Super Tuesday removed any doubt that Senate Majority Leader Bob Dole will be the Republican contender this fall for the presidency. The primary race cost Mr. Dole dearly, not only because of attacks by opponents but also because of the amount of campaign money he spent in a race governed by a spending cap.
A lack of conern from Dole supporters, however, shows what a sham the cap is.
To qualify for matching federal funds, presidential candidates must agree to spend no more than $37 million in the primaries. President Bill Clinton, who faces no opposition, has spent a total of about $11 million in places such as Iowa and New Hampshire, and has plenty left to promote himself leading up to the conventions in August. Sen. Dole, after months of bruising battles in a dozen states, may have topped $35 million of the total.
No problem, according to GOP officials in news reports, the Republican Party and independent campaigns can pick up where the Dole campaign leaves off, at the very least, to keep reminding voters which party the senator comes from. They can, but in doing so they will be demonstrating that the senator has little interest in following the rules he agreed to when accepting the public’s money. They also will be exposing fatal weaknesses in the current campaign finance laws.

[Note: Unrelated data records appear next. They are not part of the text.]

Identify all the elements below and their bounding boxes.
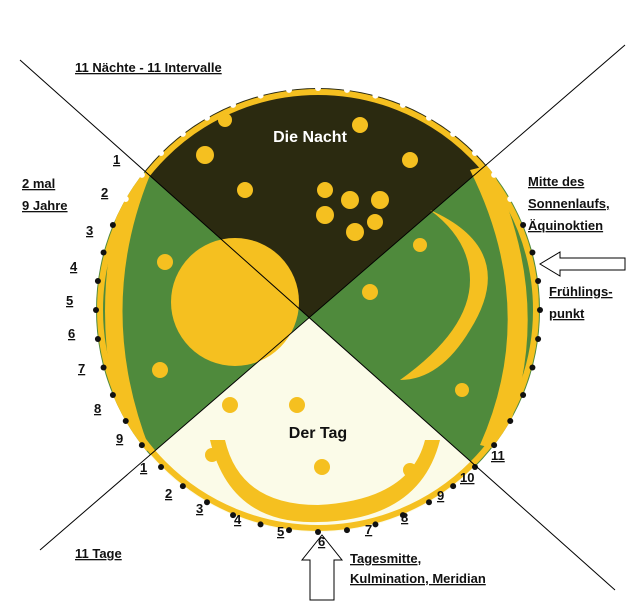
rim-dot (158, 463, 165, 470)
ship (210, 440, 440, 523)
rim-dot (315, 529, 321, 535)
rim-dot (138, 442, 145, 449)
rim-dot (491, 442, 498, 449)
years-line: 2 mal (22, 176, 55, 191)
sun (171, 238, 299, 366)
left-number: 1 (113, 152, 120, 167)
rim-dot (286, 527, 293, 534)
left-number: 3 (86, 223, 93, 238)
left-number: 2 (101, 185, 108, 200)
rim-dot (100, 364, 107, 371)
rim-dot (122, 418, 129, 424)
left-number: 7 (78, 361, 85, 376)
rim-dot (529, 249, 536, 256)
days-label: 11 Tage (75, 546, 122, 561)
rim-dot (507, 196, 514, 202)
left-number: 4 (70, 259, 78, 274)
rim-dot (535, 335, 542, 342)
bottom-number: 10 (460, 470, 474, 485)
bottom-number: 3 (196, 501, 203, 516)
spring-line: punkt (549, 306, 585, 321)
bottom-number: 11 (491, 448, 505, 463)
rim-dot (109, 222, 116, 229)
rim-dot (158, 150, 165, 157)
rim-dot (94, 335, 101, 342)
rim-dots (93, 85, 543, 535)
bottom-number: 7 (365, 522, 372, 537)
rim (97, 89, 539, 531)
rim-dot (100, 249, 107, 256)
rim-dot (257, 92, 264, 99)
bottom-number: 6 (318, 534, 325, 549)
rim-dot (94, 278, 101, 285)
right-arc (470, 165, 528, 450)
spring-line: Frühlings- (549, 284, 613, 299)
rim-dot (426, 114, 432, 121)
left-arrow (539, 251, 626, 277)
left-quadrant (96, 88, 309, 532)
rim-dot (520, 391, 527, 398)
rim-dot (450, 483, 457, 490)
bottom-number: 8 (401, 510, 408, 525)
bottom-number: 9 (437, 488, 444, 503)
rim-dot (372, 521, 379, 528)
rim-dot (179, 483, 186, 490)
equinox-line: Äquinoktien (528, 218, 603, 233)
equinox-line: Mitte des (528, 174, 584, 189)
day-label: Der Tag (289, 425, 347, 442)
left-arc (105, 170, 150, 455)
diagonal-line (39, 44, 626, 551)
rim-dot (138, 171, 145, 178)
left-number: 9 (116, 431, 123, 446)
rim-dot (426, 499, 432, 506)
rim-dot (315, 85, 321, 91)
rim-dot (399, 512, 406, 519)
rim-dot (93, 307, 99, 313)
stars (152, 113, 469, 477)
rim-dot (507, 418, 514, 424)
rim-dot (471, 463, 478, 470)
rim-dot (257, 521, 264, 528)
rim-dot (179, 130, 186, 137)
title: 11 Nächte - 11 Intervalle (75, 60, 222, 75)
rim-dot (535, 278, 542, 285)
rim-dot (109, 391, 116, 398)
rim-dot (537, 307, 543, 313)
rim-dot (230, 101, 237, 108)
bottom-number: 2 (165, 486, 172, 501)
rim-dot (520, 222, 527, 229)
rim-dot (491, 171, 498, 178)
night-label: Die Nacht (273, 129, 347, 146)
rim-dot (372, 92, 379, 99)
rim-dot (204, 499, 210, 506)
rim-dot (343, 527, 350, 534)
rim-dot (204, 114, 210, 121)
rim-dot (450, 130, 457, 137)
meridian-line: Tagesmitte, (350, 551, 421, 566)
equinox-line: Sonnenlaufs, (528, 196, 610, 211)
crescent (400, 210, 488, 380)
bottom-number: 4 (234, 512, 242, 527)
left-number: 5 (66, 293, 73, 308)
bottom-number: 5 (277, 524, 284, 539)
rim-dot (343, 86, 350, 93)
rim-dot (230, 512, 237, 519)
rim-dot (122, 196, 129, 202)
up-arrow (300, 534, 344, 601)
meridian-line: Kulmination, Meridian (350, 571, 486, 586)
rim-dot (399, 101, 406, 108)
years-line: 9 Jahre (22, 198, 68, 213)
rim-dot (471, 150, 478, 157)
rim-dot (286, 86, 293, 93)
rim-dot (529, 364, 536, 371)
bottom-number: 1 (140, 460, 147, 475)
left-number: 8 (94, 401, 101, 416)
left-number: 6 (68, 326, 75, 341)
diagonal-line (19, 59, 616, 591)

Partial public financing is supposed to control campaign spending, give serious but unheralded candidates a chance to compete and leave a candidate more beholden to the public than to any special interest. Both parties traditionally engage in party building, which in effect promotes the parties’ top members. But the financial condition of the Dole for President campaign suggests that without this extra support, there would be virtually no campaigning from the senator’s camp until after the conventions.
This outside support cannot promote the candidate directly, but it might be able to get away with promoting his ideas and his work within the party. It would amount to very much the same thing. Sen. Dole will be saying a lot about the values of his campaign if he allows this to happen.